Diamond explained that he wasn’t asking just about overnight visitors.
“Oh, there were callers from time to time. I’d have been surprised if there weren’t. She was an extremely good-looking girl.”
“Try and remember them, particularly any toward the end of her life.”
Four years on, this taxed Mrs. Billington to the limit. She managed to dredge up a memory of a caller Diamond took to be Marcus Martin, the horseman. He had called two or three times. And she was positive—because she had been asked it before—that John Mountjoy had never called while she was there.
“Was she ever sent flowers?”
A frown. “I can’t remember any arriving.”

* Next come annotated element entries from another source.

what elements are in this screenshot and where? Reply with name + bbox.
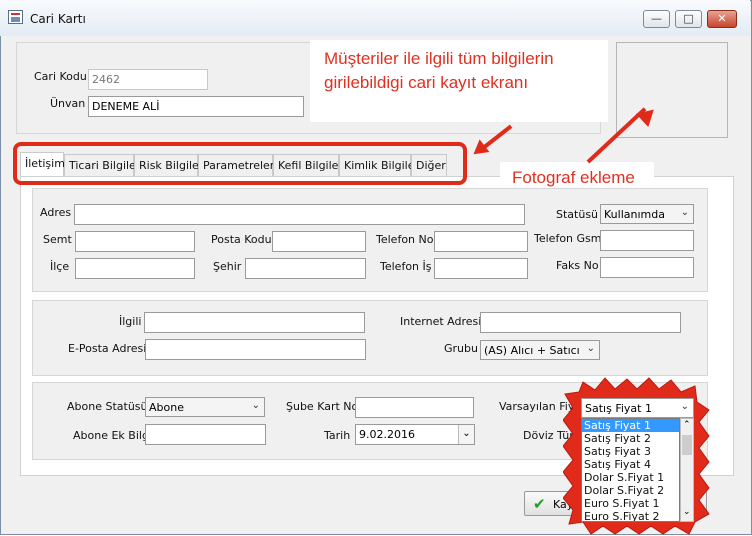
maximize-icon: □: [683, 12, 694, 25]
eposta-field[interactable]: [145, 339, 366, 360]
eposta-label: E-Posta Adresi: [68, 342, 147, 355]
telefon-no-field[interactable]: [434, 231, 528, 252]
price-option[interactable]: Satış Fiyat 2: [582, 432, 679, 445]
varsayilan-fiyat-value: Satış Fiyat 1: [585, 402, 652, 415]
statusu-value: Kullanımda: [604, 208, 665, 221]
grubu-select[interactable]: (AS) Alıcı + Satıcı ⌄: [480, 340, 600, 360]
grubu-value: (AS) Alıcı + Satıcı: [484, 344, 580, 357]
price-option[interactable]: Satış Fiyat 4: [582, 458, 679, 471]
adres-field[interactable]: [74, 204, 525, 225]
tarih-label: Tarih: [324, 429, 351, 442]
checkmark-icon: ✔: [533, 495, 546, 513]
ilce-field[interactable]: [75, 258, 195, 279]
abone-ek-bilgi-label: Abone Ek Bilgi: [73, 429, 152, 442]
abone-statusu-label: Abone Statüsü: [67, 400, 148, 413]
cari-kodu-label: Cari Kodu: [34, 70, 87, 83]
abone-statusu-value: Abone: [149, 401, 184, 414]
title-bar: [0, 0, 750, 36]
internet-adresi-field[interactable]: [480, 312, 681, 333]
chevron-down-icon: ⌄: [251, 400, 260, 411]
chevron-down-icon: ⌄: [462, 428, 471, 439]
scroll-up-icon[interactable]: ⌃: [683, 420, 691, 430]
chevron-down-icon: ⌄: [680, 207, 689, 218]
annotation-line-1: Müşteriler ile ilgili tüm bilgilerin: [324, 49, 554, 68]
abone-ek-bilgi-field[interactable]: [145, 424, 266, 445]
sehir-field[interactable]: [245, 258, 366, 279]
cari-kodu-field[interactable]: 2462: [88, 69, 208, 90]
window-title: Cari Kartı: [30, 12, 86, 26]
sube-kart-no-label: Şube Kart No: [286, 400, 359, 413]
statusu-select[interactable]: Kullanımda ⌄: [600, 204, 694, 224]
price-option[interactable]: Satış Fiyat 3: [582, 445, 679, 458]
annotation-note: Müşteriler ile ilgili tüm bilgilerin gir…: [310, 40, 608, 122]
semt-label: Semt: [43, 233, 72, 246]
app-icon: [8, 10, 23, 24]
photo-box[interactable]: [616, 42, 728, 138]
adres-label: Adres: [40, 206, 72, 219]
tabs-highlight-box: [13, 142, 467, 185]
price-option[interactable]: Euro S.Fiyat 2: [582, 510, 679, 521]
minimize-icon: —: [651, 12, 662, 25]
scroll-thumb[interactable]: [682, 435, 692, 455]
price-option[interactable]: Satış Fiyat 1: [582, 419, 679, 432]
dropdown-scrollbar[interactable]: ⌃ ⌄: [680, 418, 694, 522]
price-option[interactable]: Dolar S.Fiyat 1: [582, 471, 679, 484]
minimize-button[interactable]: —: [643, 10, 670, 28]
ilgili-label: İlgili: [119, 315, 142, 328]
faks-no-label: Faks No: [556, 259, 599, 272]
maximize-button[interactable]: □: [675, 10, 702, 28]
telefon-no-label: Telefon No: [376, 233, 434, 246]
price-option[interactable]: Euro S.Fiyat 1: [582, 497, 679, 510]
close-icon: ✕: [717, 12, 727, 25]
statusu-label: Statüsü: [556, 208, 599, 221]
posta-kodu-label: Posta Kodu: [211, 233, 272, 246]
faks-no-field[interactable]: [600, 257, 694, 278]
sehir-label: Şehir: [213, 260, 242, 273]
price-dropdown-list: Satış Fiyat 1 Satış Fiyat 2 Satış Fiyat …: [581, 418, 680, 522]
scroll-down-icon[interactable]: ⌄: [683, 507, 691, 517]
ilce-label: İlçe: [50, 260, 70, 273]
annotation-line-2: girilebildigi cari kayıt ekranı: [324, 73, 529, 92]
varsayilan-fiyat-select[interactable]: Satış Fiyat 1 ⌄: [581, 398, 694, 418]
chevron-down-icon: ⌄: [680, 401, 689, 412]
internet-adresi-label: Internet Adresi: [400, 315, 482, 328]
telefon-gsm-field[interactable]: [600, 230, 694, 251]
posta-kodu-field[interactable]: [272, 231, 366, 252]
abone-statusu-select[interactable]: Abone ⌄: [145, 397, 265, 417]
ilgili-field[interactable]: [144, 312, 365, 333]
semt-field[interactable]: [75, 231, 195, 252]
price-option[interactable]: Dolar S.Fiyat 2: [582, 484, 679, 497]
telefon-is-field[interactable]: [434, 258, 528, 279]
tarih-value: 9.02.2016: [359, 428, 415, 441]
chevron-down-icon: ⌄: [586, 343, 595, 354]
tarih-field[interactable]: 9.02.2016: [355, 424, 475, 445]
telefon-gsm-label: Telefon Gsm: [534, 232, 602, 245]
grubu-label: Grubu: [444, 342, 478, 355]
telefon-is-label: Telefon İş: [380, 260, 432, 273]
unvan-field[interactable]: DENEME ALİ: [88, 96, 304, 117]
unvan-label: Ünvan: [50, 97, 86, 110]
sube-kart-no-field[interactable]: [355, 397, 474, 418]
date-picker-button[interactable]: ⌄: [458, 425, 474, 444]
close-button[interactable]: ✕: [707, 10, 737, 28]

“Did she like roses specially?”
“I’ve no idea.”
“I see you have rose bushes in the garden.”
She reddened and slipped out of her old lady role to deliver a rebuke. “Obviously you’re no gardener. You wouldn’t find a dozen roses in bud in my garden or any other in October. The ones found in the room obviously came from a florist.”
He asked whether Britt had ever discussed her journalistic work and got the answer he expected: she had not.
Diamond, better than most, always knew when he had outstayed his welcome. Suddenly he was getting the message that Violet Billington wanted him out as quickly as possible and not just for the sake of the new tenant upstairs. The question about the roses had unsettled her. This made him all the more interested in prolonging the interview.
“You must have got to know a certain amount about Miss Strand’s relationships with men.”
“Nothing.” Curt and uncompromising.
“Come now, Mrs. Billington,” he coaxed her. “No one is going to accuse you of prying into her life. She was your tenant for three years. In that time you’re bound to have seen the comings and goings and I’d have thought you’re bound to have speculated about her love life. It’s only human.”